On the late afternoon of 27 October 1871, he approached the famous explorer and uncertain how to greet him nervously uttered the words: “Dr Livingstone, I presume?” To which Livingstone replied: “Yes, that is my name, and I am thankful to be here to welcome you.” 
 
It was a moment of classic understatement. 
 
But Livingstone was clearly no longer the man he had once been. He was pitifully thin, physically weak and unsteady on his feet. The single-minded determination that had once been the benchmark of his character had diminished to the point where his mind would wander and he would ramble incoherently. In fact, Stanley was later to say there were times when he seemed in a state of utter confusion. 
 
Despite his best efforts Stanley was unable to persuade Livingstone to leave Africa and return home but over the next few years he was to go some way to restoring his reputation through his columns for the New York Herald. 
 
On 1 May 1873, David Livingstone died of dysentery the final hours of his life he had spent knelt at his bedside in prayer. 
 
Following his death the publication of his journals which described in detail the iniquities of the slave trade helped inspire its abolition around the globe and his exploits encouraged other missionaries to follow in his footsteps. With Livingstone gone, Stanley was eager to take up his mantle but as he was soon to show the two men approached their work very differently. Whereas Livingstone travelled light and carried weapons only for self-defence, Stanley’s expeditions were armed camps. Where Livingstone admired the tribesmen he met and treated them with respect, Stanley had nothing but contempt for them believing that shooting a number of natives taught them a damned good lesson! 
 
In 1876, he was approached by representatives of King Leopold II of Belgium to lead an expedition into the Congo. He was told that the King wished to bring Christianity and Civilisation to the dark heart of Africa really just wanted to carve out an empire for himself. 
 
The Belgium Congo was to be Leopold’s personal fiefdom, and under his control it was to be the most brutal and repressive regime on the African Continent. His incompetence, mismanagement and callous disregard for human life lead to the death of around 2 million people. 

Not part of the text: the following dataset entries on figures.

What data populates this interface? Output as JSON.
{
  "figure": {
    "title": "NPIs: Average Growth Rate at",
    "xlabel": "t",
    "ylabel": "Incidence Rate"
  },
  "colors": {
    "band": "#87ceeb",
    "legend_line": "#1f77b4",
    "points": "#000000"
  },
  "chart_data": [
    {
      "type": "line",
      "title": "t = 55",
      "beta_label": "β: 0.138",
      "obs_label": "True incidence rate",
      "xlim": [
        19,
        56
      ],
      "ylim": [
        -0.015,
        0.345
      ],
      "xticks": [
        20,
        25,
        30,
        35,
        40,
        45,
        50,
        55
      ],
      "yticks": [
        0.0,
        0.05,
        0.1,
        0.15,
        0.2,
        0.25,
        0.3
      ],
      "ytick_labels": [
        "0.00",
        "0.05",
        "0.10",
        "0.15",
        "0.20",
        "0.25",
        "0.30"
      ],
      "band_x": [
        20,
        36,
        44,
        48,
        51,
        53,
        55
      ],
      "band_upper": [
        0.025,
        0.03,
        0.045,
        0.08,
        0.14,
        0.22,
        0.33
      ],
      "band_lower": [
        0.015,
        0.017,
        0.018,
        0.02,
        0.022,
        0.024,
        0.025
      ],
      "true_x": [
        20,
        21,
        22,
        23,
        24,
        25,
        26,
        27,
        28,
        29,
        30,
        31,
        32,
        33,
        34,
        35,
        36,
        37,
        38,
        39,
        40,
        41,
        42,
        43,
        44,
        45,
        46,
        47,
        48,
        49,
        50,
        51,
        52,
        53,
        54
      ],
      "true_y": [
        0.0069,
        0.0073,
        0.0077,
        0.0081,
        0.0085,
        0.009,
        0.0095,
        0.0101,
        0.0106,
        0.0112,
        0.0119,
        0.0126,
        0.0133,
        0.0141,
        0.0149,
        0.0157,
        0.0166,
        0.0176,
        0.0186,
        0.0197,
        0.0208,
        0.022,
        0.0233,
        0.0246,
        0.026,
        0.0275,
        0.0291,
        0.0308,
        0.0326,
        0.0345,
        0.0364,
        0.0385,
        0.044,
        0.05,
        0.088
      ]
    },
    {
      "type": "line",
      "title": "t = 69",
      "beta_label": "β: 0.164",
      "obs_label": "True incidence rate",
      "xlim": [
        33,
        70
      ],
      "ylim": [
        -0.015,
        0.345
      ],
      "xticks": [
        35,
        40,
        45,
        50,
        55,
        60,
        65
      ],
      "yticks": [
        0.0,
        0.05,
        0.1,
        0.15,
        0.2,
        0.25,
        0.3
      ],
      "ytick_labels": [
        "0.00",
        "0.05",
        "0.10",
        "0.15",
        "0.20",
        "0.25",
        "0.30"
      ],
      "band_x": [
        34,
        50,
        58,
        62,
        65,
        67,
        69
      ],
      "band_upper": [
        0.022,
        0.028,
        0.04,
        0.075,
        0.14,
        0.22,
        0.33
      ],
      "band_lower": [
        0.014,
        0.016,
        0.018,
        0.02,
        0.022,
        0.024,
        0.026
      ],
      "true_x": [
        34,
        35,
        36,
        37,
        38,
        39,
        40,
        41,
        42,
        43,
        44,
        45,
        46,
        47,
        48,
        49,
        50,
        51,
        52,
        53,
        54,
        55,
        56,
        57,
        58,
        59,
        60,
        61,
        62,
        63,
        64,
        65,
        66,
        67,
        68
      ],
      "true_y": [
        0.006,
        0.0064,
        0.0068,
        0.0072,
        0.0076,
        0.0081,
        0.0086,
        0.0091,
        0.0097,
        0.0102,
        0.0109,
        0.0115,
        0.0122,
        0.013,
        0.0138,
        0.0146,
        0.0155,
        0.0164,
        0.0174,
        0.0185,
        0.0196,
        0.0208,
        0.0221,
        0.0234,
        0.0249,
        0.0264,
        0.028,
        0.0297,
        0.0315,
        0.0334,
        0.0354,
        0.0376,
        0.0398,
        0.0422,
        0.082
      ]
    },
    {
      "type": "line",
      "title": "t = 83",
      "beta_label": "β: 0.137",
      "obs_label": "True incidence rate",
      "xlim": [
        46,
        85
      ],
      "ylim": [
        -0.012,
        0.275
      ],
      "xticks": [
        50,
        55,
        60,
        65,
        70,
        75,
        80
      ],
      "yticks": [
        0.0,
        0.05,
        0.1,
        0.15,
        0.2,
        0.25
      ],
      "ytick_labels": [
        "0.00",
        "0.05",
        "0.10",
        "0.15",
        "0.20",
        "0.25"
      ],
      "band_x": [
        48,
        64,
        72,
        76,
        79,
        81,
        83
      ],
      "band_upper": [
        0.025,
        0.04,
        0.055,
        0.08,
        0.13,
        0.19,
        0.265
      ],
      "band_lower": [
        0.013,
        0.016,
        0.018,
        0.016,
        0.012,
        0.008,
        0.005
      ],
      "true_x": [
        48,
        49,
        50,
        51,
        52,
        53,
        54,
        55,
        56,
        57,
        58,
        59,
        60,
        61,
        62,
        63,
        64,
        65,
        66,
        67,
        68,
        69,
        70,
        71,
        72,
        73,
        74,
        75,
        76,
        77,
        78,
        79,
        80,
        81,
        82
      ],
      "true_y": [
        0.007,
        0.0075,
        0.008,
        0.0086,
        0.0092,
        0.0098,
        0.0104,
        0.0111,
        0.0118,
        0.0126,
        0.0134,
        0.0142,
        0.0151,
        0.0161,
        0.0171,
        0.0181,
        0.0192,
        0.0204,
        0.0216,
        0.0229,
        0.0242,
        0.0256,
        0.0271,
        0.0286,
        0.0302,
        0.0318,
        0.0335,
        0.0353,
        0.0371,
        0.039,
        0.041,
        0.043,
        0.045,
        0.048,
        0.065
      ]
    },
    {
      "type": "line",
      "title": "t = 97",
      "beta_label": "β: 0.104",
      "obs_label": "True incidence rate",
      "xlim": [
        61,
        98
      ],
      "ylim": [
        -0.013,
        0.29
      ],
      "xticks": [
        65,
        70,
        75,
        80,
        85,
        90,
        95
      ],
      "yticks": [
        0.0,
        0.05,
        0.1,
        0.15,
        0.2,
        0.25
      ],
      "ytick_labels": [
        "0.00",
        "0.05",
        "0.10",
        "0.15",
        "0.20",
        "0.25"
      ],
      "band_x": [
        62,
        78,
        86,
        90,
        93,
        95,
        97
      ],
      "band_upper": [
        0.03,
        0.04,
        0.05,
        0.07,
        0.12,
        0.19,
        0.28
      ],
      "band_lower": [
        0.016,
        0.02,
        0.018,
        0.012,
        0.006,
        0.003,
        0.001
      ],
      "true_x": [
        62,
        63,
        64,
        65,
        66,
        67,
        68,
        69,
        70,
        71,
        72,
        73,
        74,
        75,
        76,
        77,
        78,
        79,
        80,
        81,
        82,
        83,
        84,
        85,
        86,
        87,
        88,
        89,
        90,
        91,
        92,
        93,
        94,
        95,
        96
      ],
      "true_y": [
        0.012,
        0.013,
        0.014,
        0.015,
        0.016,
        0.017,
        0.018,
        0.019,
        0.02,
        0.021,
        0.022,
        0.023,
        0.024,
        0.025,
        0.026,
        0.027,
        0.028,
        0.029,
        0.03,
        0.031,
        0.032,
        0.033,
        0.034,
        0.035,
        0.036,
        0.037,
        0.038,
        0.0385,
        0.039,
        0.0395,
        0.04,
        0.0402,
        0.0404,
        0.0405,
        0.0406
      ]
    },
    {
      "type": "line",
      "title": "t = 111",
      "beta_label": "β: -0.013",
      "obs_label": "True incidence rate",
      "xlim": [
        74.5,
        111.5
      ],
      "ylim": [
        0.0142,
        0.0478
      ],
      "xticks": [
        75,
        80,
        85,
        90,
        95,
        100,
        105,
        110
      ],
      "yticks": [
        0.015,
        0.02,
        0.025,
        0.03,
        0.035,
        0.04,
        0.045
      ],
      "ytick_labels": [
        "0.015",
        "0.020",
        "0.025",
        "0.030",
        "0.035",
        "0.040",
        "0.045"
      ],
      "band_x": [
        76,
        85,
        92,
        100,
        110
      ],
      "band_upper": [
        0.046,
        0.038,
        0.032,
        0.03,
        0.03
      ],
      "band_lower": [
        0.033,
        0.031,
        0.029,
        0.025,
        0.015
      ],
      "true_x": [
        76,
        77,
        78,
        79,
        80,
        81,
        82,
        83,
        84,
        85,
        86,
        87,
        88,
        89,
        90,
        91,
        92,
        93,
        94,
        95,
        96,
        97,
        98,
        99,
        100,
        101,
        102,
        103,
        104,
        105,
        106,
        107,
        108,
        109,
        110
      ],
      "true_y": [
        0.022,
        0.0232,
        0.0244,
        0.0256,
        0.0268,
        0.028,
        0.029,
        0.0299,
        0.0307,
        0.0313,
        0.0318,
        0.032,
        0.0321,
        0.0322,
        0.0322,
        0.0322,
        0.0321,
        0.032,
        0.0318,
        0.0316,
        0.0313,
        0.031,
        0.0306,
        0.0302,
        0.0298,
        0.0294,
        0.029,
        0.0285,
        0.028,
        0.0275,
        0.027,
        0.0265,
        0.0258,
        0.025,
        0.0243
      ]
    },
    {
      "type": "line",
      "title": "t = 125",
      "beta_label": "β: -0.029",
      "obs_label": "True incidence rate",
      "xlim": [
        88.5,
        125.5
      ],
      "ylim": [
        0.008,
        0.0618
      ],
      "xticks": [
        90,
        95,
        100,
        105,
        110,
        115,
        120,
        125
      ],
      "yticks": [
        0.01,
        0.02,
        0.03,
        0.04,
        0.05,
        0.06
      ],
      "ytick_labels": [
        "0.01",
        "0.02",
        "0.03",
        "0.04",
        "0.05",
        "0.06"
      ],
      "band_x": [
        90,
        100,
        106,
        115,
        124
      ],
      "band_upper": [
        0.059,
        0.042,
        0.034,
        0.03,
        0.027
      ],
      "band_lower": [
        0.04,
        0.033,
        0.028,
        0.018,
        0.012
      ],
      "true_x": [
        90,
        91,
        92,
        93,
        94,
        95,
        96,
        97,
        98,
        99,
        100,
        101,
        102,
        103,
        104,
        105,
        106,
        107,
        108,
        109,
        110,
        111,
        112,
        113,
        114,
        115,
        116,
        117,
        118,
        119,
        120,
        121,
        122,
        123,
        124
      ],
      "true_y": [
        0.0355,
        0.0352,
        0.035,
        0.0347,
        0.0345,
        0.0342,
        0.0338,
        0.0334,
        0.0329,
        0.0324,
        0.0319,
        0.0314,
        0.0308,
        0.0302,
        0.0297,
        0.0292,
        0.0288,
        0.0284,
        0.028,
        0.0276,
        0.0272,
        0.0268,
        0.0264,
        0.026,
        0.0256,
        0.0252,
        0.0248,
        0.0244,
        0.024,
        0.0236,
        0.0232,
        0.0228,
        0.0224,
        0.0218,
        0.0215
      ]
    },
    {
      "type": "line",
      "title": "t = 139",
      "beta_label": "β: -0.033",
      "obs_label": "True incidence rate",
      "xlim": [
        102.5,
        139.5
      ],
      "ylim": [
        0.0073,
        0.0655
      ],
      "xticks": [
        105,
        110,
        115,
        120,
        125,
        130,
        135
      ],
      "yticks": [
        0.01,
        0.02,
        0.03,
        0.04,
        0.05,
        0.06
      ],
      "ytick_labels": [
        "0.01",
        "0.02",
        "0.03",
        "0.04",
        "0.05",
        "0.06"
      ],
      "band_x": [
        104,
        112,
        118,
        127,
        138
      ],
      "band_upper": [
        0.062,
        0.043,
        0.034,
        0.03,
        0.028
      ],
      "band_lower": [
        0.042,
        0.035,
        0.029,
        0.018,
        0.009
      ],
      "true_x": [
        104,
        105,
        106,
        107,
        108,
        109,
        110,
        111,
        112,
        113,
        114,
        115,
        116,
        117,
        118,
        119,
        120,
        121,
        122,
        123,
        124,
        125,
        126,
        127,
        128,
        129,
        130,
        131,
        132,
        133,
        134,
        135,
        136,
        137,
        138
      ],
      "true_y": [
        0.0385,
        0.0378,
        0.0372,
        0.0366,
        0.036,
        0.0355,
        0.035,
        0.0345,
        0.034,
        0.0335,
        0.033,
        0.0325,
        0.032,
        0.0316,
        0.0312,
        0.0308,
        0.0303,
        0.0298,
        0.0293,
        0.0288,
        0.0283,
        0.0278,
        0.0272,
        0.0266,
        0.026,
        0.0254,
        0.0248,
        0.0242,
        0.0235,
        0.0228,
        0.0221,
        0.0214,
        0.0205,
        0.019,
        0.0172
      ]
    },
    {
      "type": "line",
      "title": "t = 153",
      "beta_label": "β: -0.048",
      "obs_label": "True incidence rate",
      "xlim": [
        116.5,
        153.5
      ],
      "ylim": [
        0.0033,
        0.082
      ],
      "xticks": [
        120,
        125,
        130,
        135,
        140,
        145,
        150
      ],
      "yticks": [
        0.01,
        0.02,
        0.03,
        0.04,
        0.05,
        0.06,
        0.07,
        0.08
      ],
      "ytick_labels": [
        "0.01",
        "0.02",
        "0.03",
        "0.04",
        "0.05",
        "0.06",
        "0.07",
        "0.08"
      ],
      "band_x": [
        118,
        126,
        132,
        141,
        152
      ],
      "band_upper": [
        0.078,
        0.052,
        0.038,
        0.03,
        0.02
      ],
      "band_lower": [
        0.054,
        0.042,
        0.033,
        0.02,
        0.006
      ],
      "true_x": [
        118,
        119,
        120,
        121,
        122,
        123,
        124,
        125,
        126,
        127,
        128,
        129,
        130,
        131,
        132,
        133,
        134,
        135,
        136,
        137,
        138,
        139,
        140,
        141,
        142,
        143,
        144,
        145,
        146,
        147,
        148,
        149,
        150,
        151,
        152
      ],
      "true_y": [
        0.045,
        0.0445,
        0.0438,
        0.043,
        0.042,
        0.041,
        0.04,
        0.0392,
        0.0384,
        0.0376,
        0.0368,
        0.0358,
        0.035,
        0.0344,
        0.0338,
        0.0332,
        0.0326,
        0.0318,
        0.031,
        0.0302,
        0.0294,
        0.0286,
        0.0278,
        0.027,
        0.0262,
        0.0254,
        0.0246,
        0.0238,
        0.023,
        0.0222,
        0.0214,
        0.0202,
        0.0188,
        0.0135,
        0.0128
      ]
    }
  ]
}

Despite being lied to regarding Leopold’s true intentions, Stanley was only too happy to co-operate and became the King’s effective Governor in the Congo. He built roads with forced labour and struck deals with slave traders. Any Congolese who tried to resist was summarily executed. When the events in the Congo made headlines around the world they caused a furore and Stanley was later to deny that he had ever had anything to do with the brutality of the regime. Eventually in 1908, an embarrassed and humiliated Belgium Government forced the King to hand over the Congo to their care. 
 
In 1886, Stanley led an expedition to rescue Emin Pasha, the Egyptian Governor of the Southern Sudan who had been captured by rebels. The rescue mission was a success but such was the barbarity with which it was carried out that it only served to tarnish his reputation even further. 
 
Returning to England in 1895, Stanley was elected the Liberal Unionist Member of Parliament for Lambeth North, and in 1900 was knighted for his services to the British Empire. 
 
The former Workhouse Boy had gone far and risen high but by the time he died on 10 May 1904, aged 63, he had become best remembered for just four words – “Dr Livingstone, I presume?” which was to become the fun greeting of children for generations to come.